顧客の貸金庫から、被害総額約17億円相当の現金や金塊を盗んだ三菱UFJ銀行の元行員の裁判が始まった。ギャンブルや投資にのめり込み犯行に及んだ元行員を待ち受けるのは、刑罰だけではない。
***
【写真を見る】「立派な家に住んでいたのに…」 元行員・山崎容疑者の自宅
山崎由香理被告(46)は、貸金庫の管理責任者たる立場を悪用した。勤務していた東京都内2支店で、昨年10月までの4年半に総額10億円超の現金、7億円分の金塊を盗んだのだ。
「今年1月の逮捕から3カ月あまりがたった4月18日、窃盗罪に問われた山崎被告の初公判が東京地裁で開かれました」
と、司法記者が振り返る。
「初公判では、昨年の3月と9月、練馬支店の貸金庫に顧客二人が預けていた約2億8800万円相当の金塊22個を盗んだとする起訴内容のみ審理されました。彼女は“全部認めさせていただきます”と述べ、犯行の動機や状況について争わない姿勢を示したのです」
動機はオンライン競馬やFX取引でつくった損失の穴埋め。消費者ローンにも手を出し、のっぴきならない状況に追い込まれて貸金庫に手をつけたのだった。
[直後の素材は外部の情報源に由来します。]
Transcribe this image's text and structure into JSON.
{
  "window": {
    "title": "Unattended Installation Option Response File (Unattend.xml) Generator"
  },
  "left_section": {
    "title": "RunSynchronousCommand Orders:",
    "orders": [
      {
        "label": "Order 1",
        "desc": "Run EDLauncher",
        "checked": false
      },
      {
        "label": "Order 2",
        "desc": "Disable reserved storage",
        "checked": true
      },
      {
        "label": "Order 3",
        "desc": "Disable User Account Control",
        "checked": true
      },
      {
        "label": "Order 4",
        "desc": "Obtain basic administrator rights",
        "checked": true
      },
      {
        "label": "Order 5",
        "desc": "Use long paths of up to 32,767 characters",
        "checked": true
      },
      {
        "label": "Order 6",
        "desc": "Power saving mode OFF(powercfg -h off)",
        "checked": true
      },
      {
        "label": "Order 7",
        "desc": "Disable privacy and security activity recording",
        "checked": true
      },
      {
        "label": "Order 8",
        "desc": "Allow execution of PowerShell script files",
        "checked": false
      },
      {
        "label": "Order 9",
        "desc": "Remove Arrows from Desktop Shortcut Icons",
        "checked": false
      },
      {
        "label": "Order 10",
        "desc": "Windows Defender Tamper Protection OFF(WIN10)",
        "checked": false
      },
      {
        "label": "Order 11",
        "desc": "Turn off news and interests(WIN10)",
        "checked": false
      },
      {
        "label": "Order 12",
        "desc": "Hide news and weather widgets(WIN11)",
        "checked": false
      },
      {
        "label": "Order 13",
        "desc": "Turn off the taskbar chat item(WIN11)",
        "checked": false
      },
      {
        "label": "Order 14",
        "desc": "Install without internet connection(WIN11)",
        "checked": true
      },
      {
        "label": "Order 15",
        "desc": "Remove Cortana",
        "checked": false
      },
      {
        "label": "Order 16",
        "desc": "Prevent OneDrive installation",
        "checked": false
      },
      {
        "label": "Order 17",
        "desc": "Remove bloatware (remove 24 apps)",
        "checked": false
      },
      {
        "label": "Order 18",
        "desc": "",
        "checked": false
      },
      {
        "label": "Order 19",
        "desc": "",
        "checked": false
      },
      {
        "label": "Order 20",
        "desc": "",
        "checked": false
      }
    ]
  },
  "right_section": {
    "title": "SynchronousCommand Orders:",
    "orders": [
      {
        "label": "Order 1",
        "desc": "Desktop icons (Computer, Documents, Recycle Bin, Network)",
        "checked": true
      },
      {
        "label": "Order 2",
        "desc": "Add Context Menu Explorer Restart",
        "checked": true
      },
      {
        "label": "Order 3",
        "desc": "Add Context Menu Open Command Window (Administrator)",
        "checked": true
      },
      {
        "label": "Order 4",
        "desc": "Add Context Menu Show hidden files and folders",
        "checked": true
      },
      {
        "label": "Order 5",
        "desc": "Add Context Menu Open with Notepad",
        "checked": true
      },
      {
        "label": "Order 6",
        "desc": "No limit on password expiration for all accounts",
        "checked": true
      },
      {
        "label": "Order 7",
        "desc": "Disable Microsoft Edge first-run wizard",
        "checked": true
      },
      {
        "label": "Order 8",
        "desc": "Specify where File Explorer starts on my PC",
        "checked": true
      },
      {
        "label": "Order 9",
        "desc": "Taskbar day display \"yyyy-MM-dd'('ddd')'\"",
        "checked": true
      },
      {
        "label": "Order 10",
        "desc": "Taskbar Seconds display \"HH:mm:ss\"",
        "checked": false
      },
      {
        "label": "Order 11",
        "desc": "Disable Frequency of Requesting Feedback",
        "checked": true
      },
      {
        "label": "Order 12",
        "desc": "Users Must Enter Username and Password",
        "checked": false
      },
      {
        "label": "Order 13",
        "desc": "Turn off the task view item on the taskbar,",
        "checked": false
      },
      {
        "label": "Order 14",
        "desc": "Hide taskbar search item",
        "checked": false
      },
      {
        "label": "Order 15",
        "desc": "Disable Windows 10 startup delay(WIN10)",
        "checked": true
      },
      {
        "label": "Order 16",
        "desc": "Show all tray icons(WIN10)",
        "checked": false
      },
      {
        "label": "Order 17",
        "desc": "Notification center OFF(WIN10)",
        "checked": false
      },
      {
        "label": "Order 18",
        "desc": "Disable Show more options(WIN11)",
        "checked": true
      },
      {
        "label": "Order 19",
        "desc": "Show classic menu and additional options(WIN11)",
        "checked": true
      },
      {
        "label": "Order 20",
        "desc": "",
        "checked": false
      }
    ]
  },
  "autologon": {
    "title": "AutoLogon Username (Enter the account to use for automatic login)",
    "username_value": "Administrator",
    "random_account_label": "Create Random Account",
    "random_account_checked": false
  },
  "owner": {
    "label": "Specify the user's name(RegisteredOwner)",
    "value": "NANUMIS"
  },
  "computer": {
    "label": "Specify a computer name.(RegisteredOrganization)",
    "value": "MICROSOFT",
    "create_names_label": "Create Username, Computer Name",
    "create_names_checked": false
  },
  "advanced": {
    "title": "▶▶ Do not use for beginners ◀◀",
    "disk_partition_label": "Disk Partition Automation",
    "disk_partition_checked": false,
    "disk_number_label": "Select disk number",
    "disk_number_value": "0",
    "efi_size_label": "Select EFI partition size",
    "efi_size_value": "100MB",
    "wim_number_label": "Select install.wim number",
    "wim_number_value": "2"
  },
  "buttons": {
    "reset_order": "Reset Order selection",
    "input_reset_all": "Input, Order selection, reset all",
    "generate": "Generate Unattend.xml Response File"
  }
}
「被告はほかにも、転勤先の玉川支店で昨年10月に顧客の現金1650万円を盗んだとして追起訴されています。さらには、練馬支店で別の顧客が預けていた計約9000万円相当の現金や金塊などの窃盗容疑でも追送検されている。結果として立件されたのは、計約6100万円の現金と約3億2700万円相当の金塊26個分となりました」
立件総額は約3億8800万円分。17億円には遠く及ばないのである。
その理由を、先の司法記者が語る。
「貸金庫の中身は利用者以外は知り得ません。なので、現金の額を裏付ける記録などの証拠がない限り、被害者である顧客の自己申告だけで立件するのは困難です。金塊は、偽造防止と商品管理の目的でシリアルナンバーやメーカー名が刻印されているので所有者の追跡が可能。そのため、金塊を中心に立件されました」
顧客側の事情で、捜査機関に中身の詳細を明かしたくないケースもあるが、
「三菱UFJは、基本的に顧客の申告に沿って補償をしています。かかる費用の総額は14億円超となる見込みで、大部分は顧客の現金10億円超を補填するのに充てられる。それ以外は、被告が複数の質屋に質入れしていた金塊を引き出す代金や弁護士費用、事件のあった都内2支店で貸金庫の使用料分を顧客に返金する費用です」
顧客はもちろんのこと、銀行にも巨額の損失を与えた山崎被告に対する量刑は、
「3億8800万円相当の窃盗ならば懲役10年程度の実刑判決が想定されます。立件総額の一部でも弁済すれば刑の減軽があるかもしれません。が、資産家と報じられた夫と今年2月に離婚して今村姓から山崎姓になった彼女は、本籍を練馬区から出身地の埼玉県内に戻している。そこは賃貸住宅で、身寄りは母親だけとされます。やはり弁済は厳しいでしょう」
目下、銀行が準備している損害賠償請求も“被告にとって厳しい”と、メガバンク関係者。
「請求の詳細は分かりませんが、三菱UFJは、現状の被告から取れないと認識した上で損害賠償を請求すると思います。例えば、彼女が刑期を終えて出所した後の給与収入から返済させるといった計画も視野に入れているのでは。つまり“逃げ得”は断じて許さないということです」
法的には、刑に服せば事件自体は終わる。だが彼女がどんなに足掻こうとも、自身が犯した罪の軛(くびき)から解放されることはなさそうだ。